The majority then quotes the Rezulin again, noting that Rule 23(a)(3) only
requires that the class representatives' claims be typical of the other class members' claims,
not that the claims be identical. When the claim arises out of the same legal or remedial
theory, the presence of factual variations is normally not sufficient to preclude class action
treatment. Id. at syl. pt. 12, in part. While there are factual variations in this case relating
to what should have protected the plaintiffs (i.e., race, sex, or age), there is no variation in
the damages suffered by the plaintiffs; all are without their former jobs. Furthermore, all of
their claims are based on the same remedial theory _ that an employer must comply with our
Human Rights Act when terminating employees.

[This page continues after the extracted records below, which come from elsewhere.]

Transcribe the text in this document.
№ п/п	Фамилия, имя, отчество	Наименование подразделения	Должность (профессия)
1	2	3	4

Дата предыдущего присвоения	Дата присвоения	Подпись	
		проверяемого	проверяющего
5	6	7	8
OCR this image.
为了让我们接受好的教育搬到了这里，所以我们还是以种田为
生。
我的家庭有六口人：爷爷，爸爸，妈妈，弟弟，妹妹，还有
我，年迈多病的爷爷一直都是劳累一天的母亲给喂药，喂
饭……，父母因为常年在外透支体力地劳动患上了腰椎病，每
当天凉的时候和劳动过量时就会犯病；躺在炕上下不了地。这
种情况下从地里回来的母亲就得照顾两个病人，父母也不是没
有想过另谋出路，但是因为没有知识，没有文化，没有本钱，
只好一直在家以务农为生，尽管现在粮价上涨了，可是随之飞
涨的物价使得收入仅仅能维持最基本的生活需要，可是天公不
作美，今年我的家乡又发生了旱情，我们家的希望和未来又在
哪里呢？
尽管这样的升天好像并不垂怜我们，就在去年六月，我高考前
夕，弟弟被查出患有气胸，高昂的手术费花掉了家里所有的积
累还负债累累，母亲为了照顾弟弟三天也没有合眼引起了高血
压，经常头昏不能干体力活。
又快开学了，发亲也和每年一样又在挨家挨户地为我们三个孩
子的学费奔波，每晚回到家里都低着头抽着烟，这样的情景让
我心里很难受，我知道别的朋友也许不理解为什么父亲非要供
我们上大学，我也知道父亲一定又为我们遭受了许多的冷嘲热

This Court has explained before that, though a given employee may not be member of a protected class, he or she may still join a lawsuit filed by fellow workers who are members of a protected class and who claim discrimination under our Human Rights Act. That is to say, that if an employer fires a few young male employees to make it more difficult to prove the employer is in fact firing all of its older male employees in violation of the Human Rights Act, those younger employees are still victims of discrimination:
Collateral victims of discrimination are entitled to relief under
West Virginia Code § 5-11-9(7) (1999) upon establishing that
the employer has engaged in an unlawful discriminatory
practice, such as activities designed to cause economic loss.
Such collateral victims are properly included as Plaintiffs in a
cause of action initiated by other victims of discrimination under
the West Virginia Human Rights Act.
Syl. pt. 10, Bailey v. Norfolk & Western Ry. Co., 206 W. Va. 654, 527 S.E.2d 516 (1999). As in Bailey, the plaintiffs in this case are claiming that the employer attempted to mask illegal, discriminatory deeds with apparently legal and non-discriminatory actions. What plaintiffs claim may or may not be true - that is a question for the finder of fact. However, they do not have to prove the merits of their claim to have their class certified.
I believe the plaintiffs have demonstrated sufficient commonality and typicality to have their class certified by the lower court. Therefore, I must respectfully dissent to the majority opinion.